Holly Springs was just 30 miles from Faulkner’s home in Oxford, “with a bootlegger, plenty of Civil War history, and people whom Faulkner enjoyed observing.” The place “ignited” Faulkner’s imagination. One of Wolff’s pieces of evidence to push back against skeptics who claim Faulkner didn’t visit Holly Springs often are the speeding and DUI tickets the author received from the local police on the highway to the small town. She also points to numerous accounts of residents who interacted with the prolific writer as he observed their pasts and present, even reading the Leak family plantation journals from the 1800s. The names of characters such as Sam, Moses, and Isaac from Go Down, Moses match names listed in this document. Correlations exist between the people, places, and written records of Holly Springs and works such as The Wild Palms, The Sound and the Fury, Absalom, Absalom!, The Unvanquished, Intruder in the Dust, and Requiem for a Nun, among others. Names, descriptions of homes, train stations, historical references to Civil War figures, terrain, and correspondence are all part of the mosaic of inspirations Faulkner gleaned from the small town and its inhabitants. He found a way to make the history and folklore from Holly Springs endure in his own art.
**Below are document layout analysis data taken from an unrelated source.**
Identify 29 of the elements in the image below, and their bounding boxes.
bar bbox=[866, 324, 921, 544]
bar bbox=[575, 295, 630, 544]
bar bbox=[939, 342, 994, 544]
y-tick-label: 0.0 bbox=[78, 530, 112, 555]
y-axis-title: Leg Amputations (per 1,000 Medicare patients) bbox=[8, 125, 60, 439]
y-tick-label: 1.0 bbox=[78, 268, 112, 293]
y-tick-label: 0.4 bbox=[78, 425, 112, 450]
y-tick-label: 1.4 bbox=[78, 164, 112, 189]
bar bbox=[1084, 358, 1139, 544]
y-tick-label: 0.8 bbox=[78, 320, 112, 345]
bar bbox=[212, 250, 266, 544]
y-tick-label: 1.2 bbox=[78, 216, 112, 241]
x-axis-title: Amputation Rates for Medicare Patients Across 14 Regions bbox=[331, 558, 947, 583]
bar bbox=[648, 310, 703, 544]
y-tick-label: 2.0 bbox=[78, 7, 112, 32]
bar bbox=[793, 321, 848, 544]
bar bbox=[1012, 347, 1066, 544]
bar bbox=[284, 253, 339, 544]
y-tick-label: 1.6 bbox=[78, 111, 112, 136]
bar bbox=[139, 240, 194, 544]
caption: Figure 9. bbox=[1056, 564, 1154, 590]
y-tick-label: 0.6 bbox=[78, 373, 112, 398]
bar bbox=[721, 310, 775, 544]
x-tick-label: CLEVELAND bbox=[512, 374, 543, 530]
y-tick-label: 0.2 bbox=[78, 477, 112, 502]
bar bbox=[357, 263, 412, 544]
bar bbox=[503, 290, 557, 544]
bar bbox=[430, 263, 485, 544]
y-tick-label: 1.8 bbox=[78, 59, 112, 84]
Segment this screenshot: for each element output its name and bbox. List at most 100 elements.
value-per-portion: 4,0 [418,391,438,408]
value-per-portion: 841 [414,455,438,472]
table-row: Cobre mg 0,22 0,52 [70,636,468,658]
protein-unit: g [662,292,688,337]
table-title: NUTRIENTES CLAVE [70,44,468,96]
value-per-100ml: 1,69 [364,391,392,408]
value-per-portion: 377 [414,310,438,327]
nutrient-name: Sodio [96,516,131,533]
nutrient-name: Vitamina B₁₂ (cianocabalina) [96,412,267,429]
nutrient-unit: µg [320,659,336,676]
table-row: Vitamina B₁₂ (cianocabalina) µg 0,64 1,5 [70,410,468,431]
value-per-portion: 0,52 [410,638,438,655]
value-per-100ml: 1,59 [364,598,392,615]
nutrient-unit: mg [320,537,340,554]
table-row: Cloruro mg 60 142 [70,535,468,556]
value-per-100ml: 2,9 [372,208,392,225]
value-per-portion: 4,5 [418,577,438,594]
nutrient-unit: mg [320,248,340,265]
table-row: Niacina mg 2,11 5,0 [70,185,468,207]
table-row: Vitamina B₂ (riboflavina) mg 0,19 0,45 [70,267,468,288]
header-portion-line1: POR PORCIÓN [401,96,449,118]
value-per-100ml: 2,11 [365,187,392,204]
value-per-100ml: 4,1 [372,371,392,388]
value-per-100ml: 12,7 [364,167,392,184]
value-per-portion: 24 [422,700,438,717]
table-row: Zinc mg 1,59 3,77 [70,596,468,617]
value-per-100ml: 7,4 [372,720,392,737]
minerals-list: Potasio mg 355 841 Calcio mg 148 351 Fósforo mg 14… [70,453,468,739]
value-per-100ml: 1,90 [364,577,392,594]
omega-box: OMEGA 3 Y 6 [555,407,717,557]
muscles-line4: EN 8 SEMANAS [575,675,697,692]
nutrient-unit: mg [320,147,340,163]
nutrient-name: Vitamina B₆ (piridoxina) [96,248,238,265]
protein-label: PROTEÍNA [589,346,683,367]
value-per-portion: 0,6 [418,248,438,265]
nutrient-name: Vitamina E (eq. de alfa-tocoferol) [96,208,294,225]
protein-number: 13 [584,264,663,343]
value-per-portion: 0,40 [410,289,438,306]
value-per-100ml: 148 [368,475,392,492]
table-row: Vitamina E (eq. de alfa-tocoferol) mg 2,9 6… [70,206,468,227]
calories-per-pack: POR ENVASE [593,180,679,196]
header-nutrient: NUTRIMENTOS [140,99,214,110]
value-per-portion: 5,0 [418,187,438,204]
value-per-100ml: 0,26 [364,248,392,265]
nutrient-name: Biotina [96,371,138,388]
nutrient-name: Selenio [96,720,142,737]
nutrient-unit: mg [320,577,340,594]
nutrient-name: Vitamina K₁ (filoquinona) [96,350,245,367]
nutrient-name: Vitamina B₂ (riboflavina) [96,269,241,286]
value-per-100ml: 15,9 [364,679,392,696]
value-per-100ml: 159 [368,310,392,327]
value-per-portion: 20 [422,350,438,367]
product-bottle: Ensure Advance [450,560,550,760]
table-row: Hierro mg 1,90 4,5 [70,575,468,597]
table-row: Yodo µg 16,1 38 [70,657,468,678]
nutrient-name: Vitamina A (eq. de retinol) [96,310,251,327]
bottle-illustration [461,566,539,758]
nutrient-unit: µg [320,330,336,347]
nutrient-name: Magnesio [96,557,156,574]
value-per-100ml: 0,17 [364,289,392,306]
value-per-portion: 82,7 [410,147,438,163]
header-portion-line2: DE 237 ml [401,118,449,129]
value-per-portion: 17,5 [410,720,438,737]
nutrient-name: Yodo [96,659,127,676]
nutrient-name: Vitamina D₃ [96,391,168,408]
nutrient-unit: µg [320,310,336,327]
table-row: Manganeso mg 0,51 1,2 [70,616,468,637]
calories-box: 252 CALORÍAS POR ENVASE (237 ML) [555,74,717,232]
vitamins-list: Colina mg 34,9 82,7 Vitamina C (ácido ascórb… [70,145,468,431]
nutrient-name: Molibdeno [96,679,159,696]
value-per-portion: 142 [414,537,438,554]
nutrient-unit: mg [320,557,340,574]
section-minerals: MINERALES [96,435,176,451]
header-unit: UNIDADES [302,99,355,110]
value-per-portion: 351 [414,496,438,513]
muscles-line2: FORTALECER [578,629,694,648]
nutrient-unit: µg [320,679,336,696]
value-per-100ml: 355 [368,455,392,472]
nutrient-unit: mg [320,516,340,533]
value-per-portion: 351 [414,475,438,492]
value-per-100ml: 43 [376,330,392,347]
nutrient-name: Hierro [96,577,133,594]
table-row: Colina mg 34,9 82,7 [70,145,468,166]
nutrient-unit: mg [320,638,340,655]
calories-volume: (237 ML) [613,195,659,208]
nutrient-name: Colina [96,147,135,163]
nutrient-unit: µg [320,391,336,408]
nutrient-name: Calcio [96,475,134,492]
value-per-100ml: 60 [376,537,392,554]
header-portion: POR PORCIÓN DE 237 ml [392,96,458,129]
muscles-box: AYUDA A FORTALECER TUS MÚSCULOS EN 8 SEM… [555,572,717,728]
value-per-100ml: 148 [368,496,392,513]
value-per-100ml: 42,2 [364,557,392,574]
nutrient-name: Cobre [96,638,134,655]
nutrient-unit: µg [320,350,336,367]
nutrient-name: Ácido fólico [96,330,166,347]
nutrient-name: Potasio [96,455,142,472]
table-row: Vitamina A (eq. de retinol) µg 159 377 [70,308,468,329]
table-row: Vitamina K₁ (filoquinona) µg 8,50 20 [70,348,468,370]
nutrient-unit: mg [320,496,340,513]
But the value of this study is more about how Faulkner worked, as he “saw, listened, collected, and then remembered.” Wolff finds a credible source in Dr. Edgar Wiggin Francisco III, who reported the visits Faulkner made to his father, Edgar Wiggin Francisco II. According to Francisco III, the two would discuss the stories of the people of Holly Springs over beer or moonshine. Wolff interviewed many “senior inhabitants” of the town, including the chancery clerk at the Holly Springs courthouse, who reported that “I talked. He listened.”

Wolff’s descriptions and history of the town give readers insight into a region as well as a town. The town “imparts to visitors a feeling of stepping into a bygone era”—part of Faulkner’s profound interest in history and the difficulties of getting past the past. Marshall County was thriving economically during the antebellum years, underscoring the dramatic decline of the South that was so important in the author’s fiction.

Faulkner and his family had long-standing connections with Holly Springs, and he was a memorable presence when he visited. Wolff chronicles striking moments, as when Faulkner reveals at a party that some of his favorite authors were “Thomas Mann, Willa Cather, John Dos Passos, Ernest Hemingway, and myself.” Oxfordites frequented many social events in Holly Springs. And Wolff even offers a helpful table of Holly Springs inhabitants and the characters in Faulkner’s fiction that they were based on or inspired (with many having the exact same or almost identical names). A juicy appendix provides a timeline of lawsuits between local families the Leaks and the McCarrolls, plus family correspondence that indicates their importance in understanding the creation of Absalom! Absalom!

Faulkner translated the folk and folklore of Holly Springs into characters who take on Shakespearean angst while grappling with the tragedies of slavery, the Civil War, and reconstruction. Wolff’s scholarly sleuthing matters for the historical as well as the literary record, and her book explains a lot about the “where” of Faulkner’s sources. But the miracle of how he translated Holly Springs into great literary art will forever remain a mystery.